Superior Needs Your Vote

Multi Purpose Convention Center In The Works

Better City of Superior is a new non–profit economic development group that has come up with a plan to lure more tourists, Build the local economy and attract more businesses to the city.

It’s a form of food and beverage tax that city officials want you to vote yes this November to send a message to Madison for approval.

Since 1960, superior has lost an average of 120 citizens a year, which also equates to 30 families of 4 every year. On top of that if you add all the business that has left, it’s not good.

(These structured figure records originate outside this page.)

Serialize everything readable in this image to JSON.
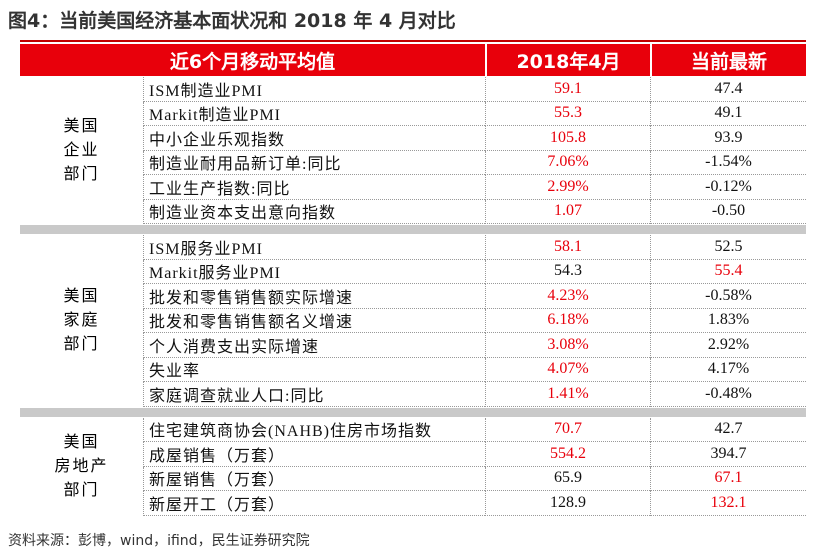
{
  "title": "图4：当前美国经济基本面状况和 2018 年 4 月对比",
  "table": {
    "header": [
      "近6个月移动平均值",
      "2018年4月",
      "当前最新"
    ],
    "highlight_color": "#e8000b",
    "sections": [
      {
        "label": [
          "美国",
          "企业",
          "部门"
        ],
        "rows": [
          {
            "name": "ISM制造业PMI",
            "cells": [
              "59.1",
              "47.4"
            ],
            "red": [
              true,
              false
            ]
          },
          {
            "name": "Markit制造业PMI",
            "cells": [
              "55.3",
              "49.1"
            ],
            "red": [
              true,
              false
            ]
          },
          {
            "name": "中小企业乐观指数",
            "cells": [
              "105.8",
              "93.9"
            ],
            "red": [
              true,
              false
            ]
          },
          {
            "name": "制造业耐用品新订单:同比",
            "cells": [
              "7.06%",
              "-1.54%"
            ],
            "red": [
              true,
              false
            ]
          },
          {
            "name": "工业生产指数:同比",
            "cells": [
              "2.99%",
              "-0.12%"
            ],
            "red": [
              true,
              false
            ]
          },
          {
            "name": "制造业资本支出意向指数",
            "cells": [
              "1.07",
              "-0.50"
            ],
            "red": [
              true,
              false
            ]
          }
        ]
      },
      {
        "label": [
          "美国",
          "家庭",
          "部门"
        ],
        "rows": [
          {
            "name": "ISM服务业PMI",
            "cells": [
              "58.1",
              "52.5"
            ],
            "red": [
              true,
              false
            ]
          },
          {
            "name": "Markit服务业PMI",
            "cells": [
              "54.3",
              "55.4"
            ],
            "red": [
              false,
              true
            ]
          },
          {
            "name": "批发和零售销售额实际增速",
            "cells": [
              "4.23%",
              "-0.58%"
            ],
            "red": [
              true,
              false
            ]
          },
          {
            "name": "批发和零售销售额名义增速",
            "cells": [
              "6.18%",
              "1.83%"
            ],
            "red": [
              true,
              false
            ]
          },
          {
            "name": "个人消费支出实际增速",
            "cells": [
              "3.08%",
              "2.92%"
            ],
            "red": [
              true,
              false
            ]
          },
          {
            "name": "失业率",
            "cells": [
              "4.07%",
              "4.17%"
            ],
            "red": [
              true,
              false
            ]
          },
          {
            "name": "家庭调查就业人口:同比",
            "cells": [
              "1.41%",
              "-0.48%"
            ],
            "red": [
              true,
              false
            ]
          }
        ]
      },
      {
        "label": [
          "美国",
          "房地产",
          "部门"
        ],
        "rows": [
          {
            "name": "住宅建筑商协会(NAHB)住房市场指数",
            "cells": [
              "70.7",
              "42.7"
            ],
            "red": [
              true,
              false
            ]
          },
          {
            "name": "成屋销售（万套）",
            "cells": [
              "554.2",
              "394.7"
            ],
            "red": [
              true,
              false
            ]
          },
          {
            "name": "新屋销售（万套）",
            "cells": [
              "65.9",
              "67.1"
            ],
            "red": [
              false,
              true
            ]
          },
          {
            "name": "新屋开工（万套）",
            "cells": [
              "128.9",
              "132.1"
            ],
            "red": [
              false,
              true
            ]
          }
        ]
      }
    ]
  },
  "source": "资料来源：彭博，wind，ifind，民生证券研究院"
}
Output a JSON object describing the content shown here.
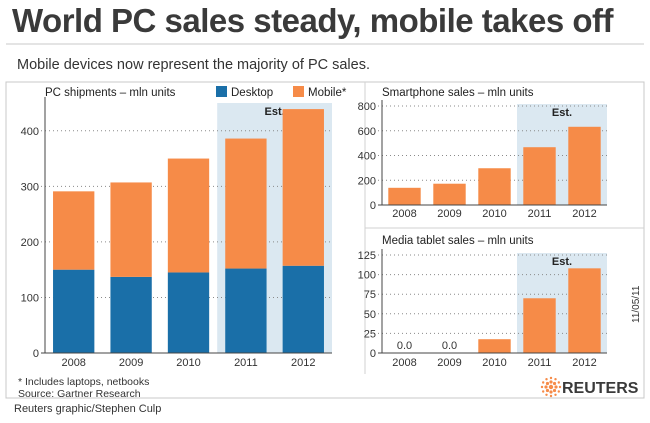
{
  "header": {
    "title": "World PC sales steady, mobile takes off",
    "subtitle": "Mobile devices now represent the majority of PC sales."
  },
  "footer": {
    "footnote": "* Includes laptops, netbooks",
    "source": "Source: Gartner Research",
    "date": "11/05/11",
    "brand": "REUTERS",
    "credit": "Reuters graphic/Stephen Culp"
  },
  "colors": {
    "desktop": "#1a6fa8",
    "mobile": "#f68b48",
    "estimate_band": "#dbe8f1"
  },
  "chart_data": [
    {
      "type": "bar",
      "stacked": true,
      "title": "PC shipments – mln units",
      "categories": [
        "2008",
        "2009",
        "2010",
        "2011",
        "2012"
      ],
      "series": [
        {
          "name": "Desktop",
          "values": [
            150,
            137,
            145,
            152,
            157
          ]
        },
        {
          "name": "Mobile*",
          "values": [
            141,
            170,
            205,
            234,
            282
          ]
        }
      ],
      "ylim": [
        0,
        450
      ],
      "yticks": [
        0,
        100,
        200,
        300,
        400
      ],
      "estimate_label": "Est.",
      "estimate_categories": [
        "2011",
        "2012"
      ],
      "legend": "top-right",
      "grid": true
    },
    {
      "type": "bar",
      "title": "Smartphone sales – mln units",
      "categories": [
        "2008",
        "2009",
        "2010",
        "2011",
        "2012"
      ],
      "values": [
        139,
        172,
        297,
        467,
        632
      ],
      "ylim": [
        0,
        800
      ],
      "yticks": [
        0,
        200,
        400,
        600,
        800
      ],
      "estimate_label": "Est.",
      "estimate_categories": [
        "2011",
        "2012"
      ],
      "grid": true
    },
    {
      "type": "bar",
      "title": "Media tablet sales – mln units",
      "categories": [
        "2008",
        "2009",
        "2010",
        "2011",
        "2012"
      ],
      "values": [
        0,
        0,
        17.6,
        69.8,
        108
      ],
      "value_labels": [
        "0.0",
        "0.0",
        "",
        "",
        ""
      ],
      "ylim": [
        0,
        125
      ],
      "yticks": [
        0,
        25,
        50,
        75,
        100,
        125
      ],
      "estimate_label": "Est.",
      "estimate_categories": [
        "2011",
        "2012"
      ],
      "grid": true
    }
  ]
}
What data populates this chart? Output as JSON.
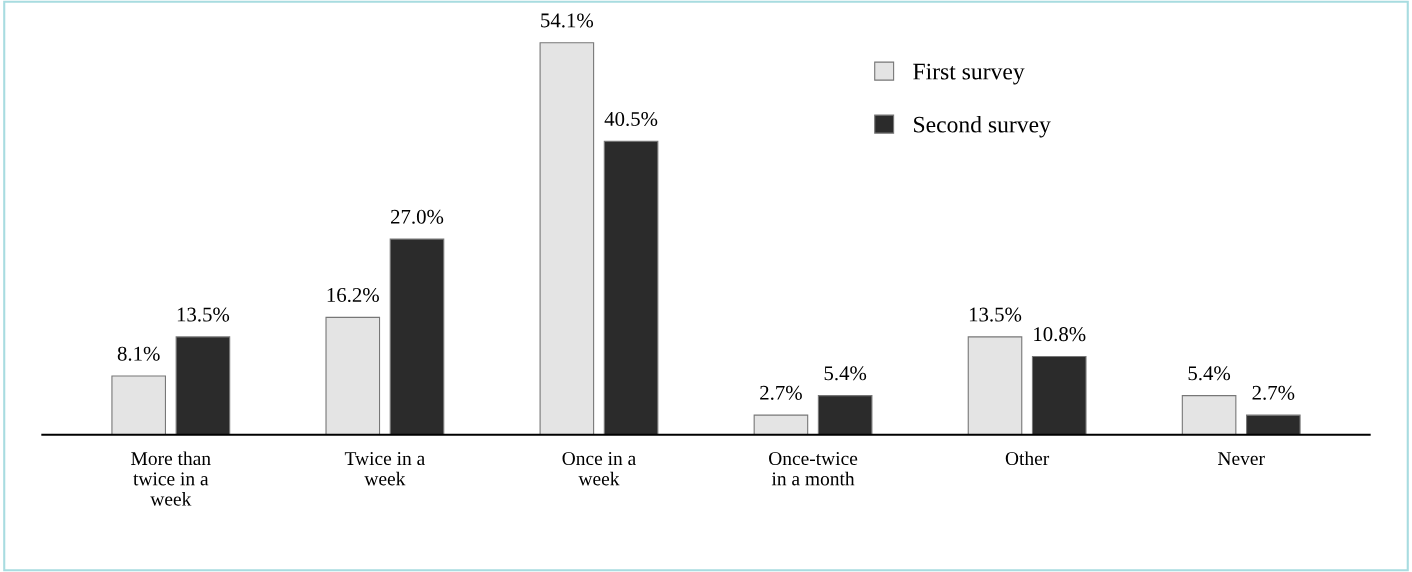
{
  "chart_data": {
    "type": "bar",
    "categories": [
      "More than\ntwice in a\nweek",
      "Twice in a\nweek",
      "Once in a\nweek",
      "Once-twice\nin a month",
      "Other",
      "Never"
    ],
    "series": [
      {
        "name": "First survey",
        "color": "#e4e4e4",
        "values": [
          8.1,
          16.2,
          54.1,
          2.7,
          13.5,
          5.4
        ],
        "value_labels": [
          "8.1%",
          "16.2%",
          "54.1%",
          "2.7%",
          "13.5%",
          "5.4%"
        ]
      },
      {
        "name": "Second survey",
        "color": "#2b2b2b",
        "values": [
          13.5,
          27.0,
          40.5,
          5.4,
          10.8,
          2.7
        ],
        "value_labels": [
          "13.5%",
          "27.0%",
          "40.5%",
          "5.4%",
          "10.8%",
          "2.7%"
        ]
      }
    ],
    "legend": "top right",
    "grid": false,
    "tick_labels": "x"
  }
}
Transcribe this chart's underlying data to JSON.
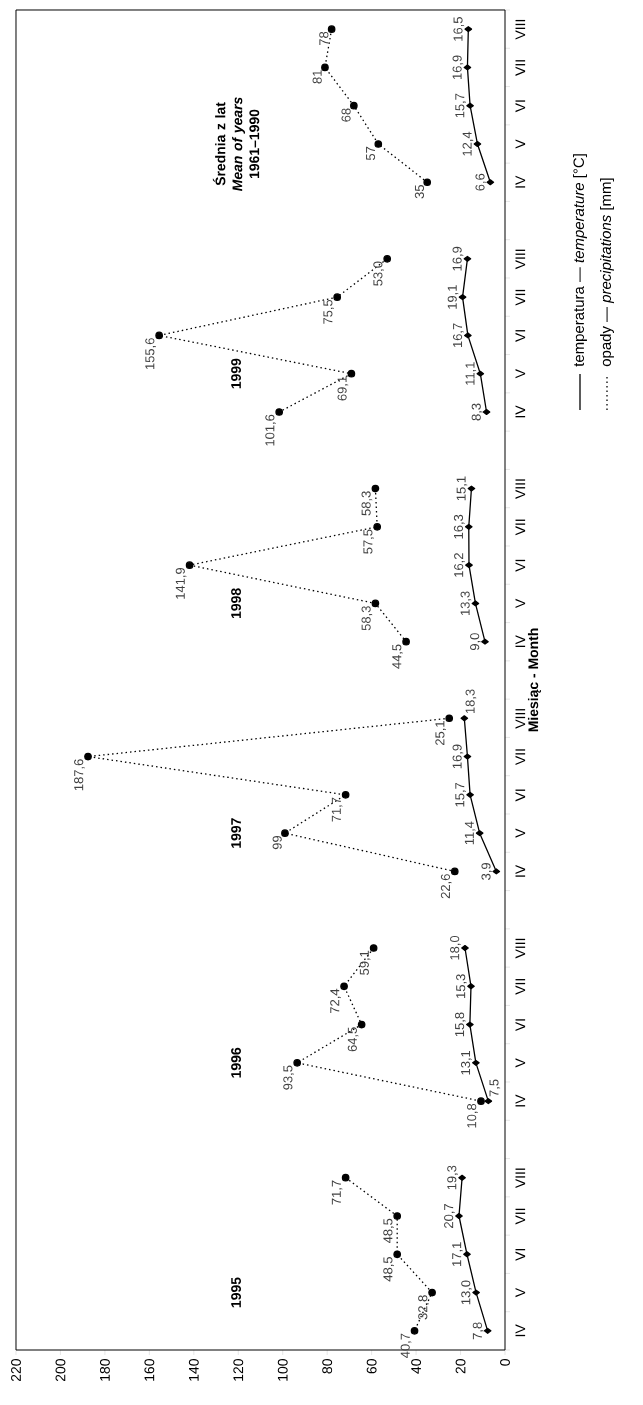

The referendum discussed Thursday night hopes to put a stop to that.

For years the city of superior has looked across the bay watching Duluth’s tourism thrive to a whole new level as millions flow into the city each year spending millions and little to none of that makes its way across the Blatnik. Now sitting back and watching is no longer an option.

. “Were trying to be very commentary to Duluth by creating some down town assets that don’t exist in Duluth that would make the whole region stronger and allow superior to get its piece of the pie,” says Bruce Thompson, President of Better Superior.

The referendum calls for a food and beverage tax would cost the average citizen or tourist 5 cents on every ten dollars spent. Over years of accumulating that money and placing it into bonds the better superior movement would hope to draw in tourist from all across Minnesota and Wisconsin. Something superior lacks at this moment.

” We’d also be able to bring Wisconsin based organizations up to superior for conventions activity right now they won’t come this far they’ll come as far as Eau Claire because we don’t have facilities and they won’t host it in Minnesota. So we have plenty of opportunities to bring Wisconsinites up to Superior to expose them to the entire region,” says Thompson.

The money gained from the tax would go towards a 150 room hotel and convention center, an indoor water park, and an indoor field house for soccer and lacrosse tournaments.

The vote this November would send a direct message to Madison that the city of Superior needs them to allow a tax like this for smaller cities in the state.